In this case we have 10 executions, again with speedups, but in line mode, same file, using either cpu_slow_func or cpu_fast_func and the experiment data are written in the experiment.line file.

  • Fourth call:
omnitrace-causal        \
        ${RESET}        \
        -n 2           \
        -s ${SPEEDUPS}  \
        -m line         \
        -S "causal.cpp" \
        -F "cpu_slow_func" "cpu_fast_func" \
        -o experiment.line.e2e \
        -e                 \
        --                 \
        ./causal-cpu-omni "${@}"

The major difference here is the option -e which means end to end, so there will be one virtual speedup across the whole execution and thus, it can take a lot of executions to evaluate all the virtual speedups.

Run the run-causal-demo.sh (it can take some time), then a directory omnitrace-output/ is created with subdirectories.

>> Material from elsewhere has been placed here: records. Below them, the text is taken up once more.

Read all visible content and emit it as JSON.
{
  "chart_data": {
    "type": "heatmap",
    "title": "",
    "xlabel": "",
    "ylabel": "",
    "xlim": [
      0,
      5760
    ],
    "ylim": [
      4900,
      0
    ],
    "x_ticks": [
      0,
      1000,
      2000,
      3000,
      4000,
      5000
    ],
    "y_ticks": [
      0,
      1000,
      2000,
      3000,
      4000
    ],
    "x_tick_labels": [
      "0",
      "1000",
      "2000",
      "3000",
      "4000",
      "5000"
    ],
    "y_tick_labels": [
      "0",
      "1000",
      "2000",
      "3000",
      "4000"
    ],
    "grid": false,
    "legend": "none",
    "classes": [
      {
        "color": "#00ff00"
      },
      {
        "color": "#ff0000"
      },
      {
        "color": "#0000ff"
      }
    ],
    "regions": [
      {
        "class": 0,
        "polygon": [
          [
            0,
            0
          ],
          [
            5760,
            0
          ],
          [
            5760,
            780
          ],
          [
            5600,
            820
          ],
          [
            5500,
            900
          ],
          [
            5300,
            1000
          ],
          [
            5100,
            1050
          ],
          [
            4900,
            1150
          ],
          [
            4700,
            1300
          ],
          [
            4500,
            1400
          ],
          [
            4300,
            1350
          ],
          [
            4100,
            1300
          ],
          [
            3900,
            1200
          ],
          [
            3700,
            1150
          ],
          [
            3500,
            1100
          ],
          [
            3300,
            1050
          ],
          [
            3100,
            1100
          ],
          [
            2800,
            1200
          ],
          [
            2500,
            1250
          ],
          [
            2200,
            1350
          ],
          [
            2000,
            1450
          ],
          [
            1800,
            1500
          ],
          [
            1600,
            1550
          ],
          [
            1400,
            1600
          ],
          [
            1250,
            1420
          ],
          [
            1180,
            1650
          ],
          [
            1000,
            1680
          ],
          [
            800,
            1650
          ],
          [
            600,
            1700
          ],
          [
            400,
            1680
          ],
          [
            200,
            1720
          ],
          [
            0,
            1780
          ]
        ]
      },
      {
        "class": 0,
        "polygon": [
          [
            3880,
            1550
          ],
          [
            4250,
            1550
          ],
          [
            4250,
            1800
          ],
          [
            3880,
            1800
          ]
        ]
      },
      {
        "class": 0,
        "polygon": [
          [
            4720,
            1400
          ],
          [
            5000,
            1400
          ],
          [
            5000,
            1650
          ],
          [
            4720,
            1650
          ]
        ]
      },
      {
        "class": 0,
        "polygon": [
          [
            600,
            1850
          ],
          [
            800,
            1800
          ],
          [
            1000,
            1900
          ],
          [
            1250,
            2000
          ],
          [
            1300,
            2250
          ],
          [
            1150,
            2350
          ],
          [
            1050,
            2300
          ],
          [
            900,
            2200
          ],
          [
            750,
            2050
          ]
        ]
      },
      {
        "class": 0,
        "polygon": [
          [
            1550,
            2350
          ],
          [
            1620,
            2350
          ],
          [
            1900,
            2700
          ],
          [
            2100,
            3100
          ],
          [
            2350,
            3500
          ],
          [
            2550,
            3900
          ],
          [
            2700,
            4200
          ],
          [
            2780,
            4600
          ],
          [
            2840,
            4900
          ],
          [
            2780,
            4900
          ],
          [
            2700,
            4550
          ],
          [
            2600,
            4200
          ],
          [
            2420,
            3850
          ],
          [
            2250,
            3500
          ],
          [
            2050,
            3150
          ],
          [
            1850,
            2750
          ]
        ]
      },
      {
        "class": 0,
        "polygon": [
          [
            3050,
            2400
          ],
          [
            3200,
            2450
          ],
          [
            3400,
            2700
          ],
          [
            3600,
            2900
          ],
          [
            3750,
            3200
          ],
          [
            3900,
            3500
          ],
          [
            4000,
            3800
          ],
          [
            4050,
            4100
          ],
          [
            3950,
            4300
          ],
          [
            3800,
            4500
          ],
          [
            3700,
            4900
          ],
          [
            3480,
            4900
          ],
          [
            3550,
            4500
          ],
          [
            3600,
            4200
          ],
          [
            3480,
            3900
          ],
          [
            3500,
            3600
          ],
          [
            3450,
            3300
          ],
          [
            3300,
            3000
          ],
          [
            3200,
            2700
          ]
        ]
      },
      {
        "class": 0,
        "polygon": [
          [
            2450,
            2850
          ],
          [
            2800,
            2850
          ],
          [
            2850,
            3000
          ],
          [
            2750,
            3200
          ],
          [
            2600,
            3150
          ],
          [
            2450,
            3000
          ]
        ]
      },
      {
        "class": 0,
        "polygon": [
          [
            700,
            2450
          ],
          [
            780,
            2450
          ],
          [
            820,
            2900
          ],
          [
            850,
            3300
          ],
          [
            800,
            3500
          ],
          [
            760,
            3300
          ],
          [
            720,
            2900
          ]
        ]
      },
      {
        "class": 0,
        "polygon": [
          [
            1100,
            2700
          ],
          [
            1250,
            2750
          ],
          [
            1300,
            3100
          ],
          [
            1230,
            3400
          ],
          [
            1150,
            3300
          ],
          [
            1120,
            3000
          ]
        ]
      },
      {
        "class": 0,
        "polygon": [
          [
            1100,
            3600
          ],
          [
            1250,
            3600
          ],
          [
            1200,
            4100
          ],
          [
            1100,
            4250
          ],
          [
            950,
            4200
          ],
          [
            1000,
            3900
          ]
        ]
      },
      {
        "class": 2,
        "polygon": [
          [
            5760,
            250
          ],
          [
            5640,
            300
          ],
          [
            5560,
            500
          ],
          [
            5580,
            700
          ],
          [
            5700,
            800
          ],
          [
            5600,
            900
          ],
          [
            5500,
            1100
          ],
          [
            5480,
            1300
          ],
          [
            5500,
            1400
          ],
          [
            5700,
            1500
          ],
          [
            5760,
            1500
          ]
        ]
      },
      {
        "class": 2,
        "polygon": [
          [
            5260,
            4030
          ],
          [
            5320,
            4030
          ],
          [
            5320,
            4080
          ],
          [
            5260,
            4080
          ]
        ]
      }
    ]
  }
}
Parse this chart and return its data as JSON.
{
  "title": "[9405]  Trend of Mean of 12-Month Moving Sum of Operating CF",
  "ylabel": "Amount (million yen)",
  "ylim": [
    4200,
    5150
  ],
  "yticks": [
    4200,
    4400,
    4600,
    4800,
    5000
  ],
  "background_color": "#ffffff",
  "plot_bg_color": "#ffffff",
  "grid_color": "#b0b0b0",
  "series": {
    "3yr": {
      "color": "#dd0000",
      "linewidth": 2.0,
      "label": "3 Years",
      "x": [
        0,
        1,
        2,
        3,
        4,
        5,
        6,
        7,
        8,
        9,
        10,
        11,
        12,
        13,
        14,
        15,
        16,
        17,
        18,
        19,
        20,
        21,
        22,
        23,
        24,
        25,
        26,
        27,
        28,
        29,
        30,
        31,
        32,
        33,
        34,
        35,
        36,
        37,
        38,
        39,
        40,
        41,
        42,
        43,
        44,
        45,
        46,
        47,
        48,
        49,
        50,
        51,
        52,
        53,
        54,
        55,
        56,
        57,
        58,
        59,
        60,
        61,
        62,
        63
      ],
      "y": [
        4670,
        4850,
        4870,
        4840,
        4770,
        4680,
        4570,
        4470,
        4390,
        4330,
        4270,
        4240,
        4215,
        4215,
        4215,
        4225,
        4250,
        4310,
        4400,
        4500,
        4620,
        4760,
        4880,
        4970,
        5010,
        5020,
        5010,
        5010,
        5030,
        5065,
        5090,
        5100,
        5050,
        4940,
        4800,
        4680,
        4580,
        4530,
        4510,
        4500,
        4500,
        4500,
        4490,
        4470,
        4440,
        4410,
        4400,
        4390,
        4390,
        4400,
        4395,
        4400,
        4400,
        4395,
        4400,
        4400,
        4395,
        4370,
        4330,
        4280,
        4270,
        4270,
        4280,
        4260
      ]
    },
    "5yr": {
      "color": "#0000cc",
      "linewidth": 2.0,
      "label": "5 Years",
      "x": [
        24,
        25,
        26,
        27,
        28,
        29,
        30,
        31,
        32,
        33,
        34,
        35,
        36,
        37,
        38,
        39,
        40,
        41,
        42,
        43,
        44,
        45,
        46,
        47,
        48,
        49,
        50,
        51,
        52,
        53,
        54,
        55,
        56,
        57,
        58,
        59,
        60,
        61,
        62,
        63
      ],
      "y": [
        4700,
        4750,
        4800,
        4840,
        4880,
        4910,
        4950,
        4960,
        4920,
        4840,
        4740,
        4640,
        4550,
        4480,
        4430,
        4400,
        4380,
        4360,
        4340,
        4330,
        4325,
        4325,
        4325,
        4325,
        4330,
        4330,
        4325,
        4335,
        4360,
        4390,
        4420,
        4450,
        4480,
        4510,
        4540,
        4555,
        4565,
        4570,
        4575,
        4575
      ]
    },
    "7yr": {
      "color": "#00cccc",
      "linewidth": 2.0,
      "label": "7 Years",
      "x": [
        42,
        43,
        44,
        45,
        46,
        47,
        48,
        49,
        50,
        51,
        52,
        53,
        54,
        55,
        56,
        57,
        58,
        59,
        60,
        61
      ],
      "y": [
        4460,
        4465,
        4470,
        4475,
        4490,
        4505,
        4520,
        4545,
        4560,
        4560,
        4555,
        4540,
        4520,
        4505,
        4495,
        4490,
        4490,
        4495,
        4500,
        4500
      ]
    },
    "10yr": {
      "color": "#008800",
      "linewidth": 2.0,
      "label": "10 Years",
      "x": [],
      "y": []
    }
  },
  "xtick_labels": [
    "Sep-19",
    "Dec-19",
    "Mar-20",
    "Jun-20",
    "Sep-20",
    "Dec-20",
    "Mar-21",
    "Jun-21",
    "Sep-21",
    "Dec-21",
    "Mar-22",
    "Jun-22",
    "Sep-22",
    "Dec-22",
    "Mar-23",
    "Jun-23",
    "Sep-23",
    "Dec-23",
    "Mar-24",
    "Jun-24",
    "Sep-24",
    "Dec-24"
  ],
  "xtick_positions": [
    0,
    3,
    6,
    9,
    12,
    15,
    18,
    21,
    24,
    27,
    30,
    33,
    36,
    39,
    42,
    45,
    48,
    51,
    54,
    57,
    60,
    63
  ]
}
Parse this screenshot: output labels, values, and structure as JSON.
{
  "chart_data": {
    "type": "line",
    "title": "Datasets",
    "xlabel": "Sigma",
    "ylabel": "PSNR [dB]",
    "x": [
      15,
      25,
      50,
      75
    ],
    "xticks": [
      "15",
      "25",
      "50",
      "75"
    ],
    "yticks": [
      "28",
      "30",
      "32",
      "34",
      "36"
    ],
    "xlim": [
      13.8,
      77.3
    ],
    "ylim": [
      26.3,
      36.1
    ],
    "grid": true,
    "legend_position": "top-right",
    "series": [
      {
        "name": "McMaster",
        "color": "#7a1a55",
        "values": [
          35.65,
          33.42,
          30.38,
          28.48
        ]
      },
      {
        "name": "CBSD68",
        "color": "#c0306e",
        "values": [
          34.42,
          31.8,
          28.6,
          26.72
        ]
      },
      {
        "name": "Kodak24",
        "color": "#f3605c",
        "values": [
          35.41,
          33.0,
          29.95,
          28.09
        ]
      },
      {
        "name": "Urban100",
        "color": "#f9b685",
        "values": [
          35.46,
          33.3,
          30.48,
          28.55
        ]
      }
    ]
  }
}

Need to install in a location: pip install omnitrace-causal-viewer

You can download this on your laptop (or ssh forward to LUMI) and execute the command:

omnitrace-causal-plot -w omnitrace-output/causal-cpu-omni/causal/

The results are already located in .causal/results

You can visualize the results also from the web page: https://plasma-umass.org/coz/ by loading the json files.

Omniperf

  • On uan1:
module load cray-python
export PATH=/scratch/omniperf/1.0.8/bin/:$PATH
export PYTHONPATH=/scratch/omniperf/python:$PYTHONPATH
  • Load Omniperf:
module load cray-python
module load LUMI/22.08 partition/G rocm/5.3.3 
module use /project/project_465000532/software/omniperf_rocm533/modulefiles/ 
module load omniperf/1.0.8
  • Reserve a GPU, compile the exercise and execute Omniperf, observe how many times the code is executed
salloc -N 1 --ntasks=1 --partition=small-g --gpus=1 -A project_462000125 --time=00:30:00
cp -r /project/project_465000532/exercises/HPCTrainingExamples/ .
cd HPCTrainingExamples/HIP/dgemm/
mkdir build
cd build
cmake ..
make
cd bin
srun -n 1 --gpus 1 omniperf profile -n dgemm -- ./dgemm -m 8192 -n 8192 -k 8192 -i 1 -r 10 -d 0 -o dgemm.csv

Execution with all the analysis

  • Run srun -n 1 --gpus 1 omniperf profile -h to see all the options

  • Now is created a workload in the directory workloads with the name dgemm (the argument of the -n). So, we can analyze it

srun -n 1 --gpus 1 omniperf analyze -p workloads/dgemm/mi200/ &> dgemm_analyze.txt

Roofline only execution

  • If you want to only roofline analysis, then execute: srun -n 1 omniperf profile -n dgemm --roof-only -- ./dgemm -m 8192 -n 8192 -k 8192 -i 1 -r 10 -d 0 -o dgemm.csv

  • When you use the --roof-only option, two PDF files will be create for the roofline, one for FP32/64 and one for FP8

  • If you want to create another PDF file with the kernel names, then add in the above command the --kernel-names this will create another PDF file with the markers and their names.

srun -n 1 --gpus 1 omniperf analyze -p workloads/dgemm/mi200/ &> dgemm_analyze.txt

There is no need for srun to analyze but we want to avoid everybody to use the login node. Explore the file dgemm_analyze.txt

  • We can select specific IP Blocks, like:
srun -n 1 --gpus 1 omniperf analyze -p workloads/dgemm/mi200/ -b 7.1.2

But you need to know the code of the IP Block

Visualize

  • If you have installed Omniperf on your laptop (no ROCm required for analysis) then you can download the data and execute:
omniperf analyze -p workloads/dgemm/mi200/ --gui
  • Open the web page: http://IP:8050/ The IP will be displayed in the output

Too large profiling data

  • Use a tool like rocprof to get the top 10 kernels
  • Then in the above commands add the option -k 0 where 0 is the id of the top 10 kernels or you can add the name of the kernel only. This way you analyze only a specific kernel. This has to be done 10 times to analyze 10 kernels and visualize each of them separate.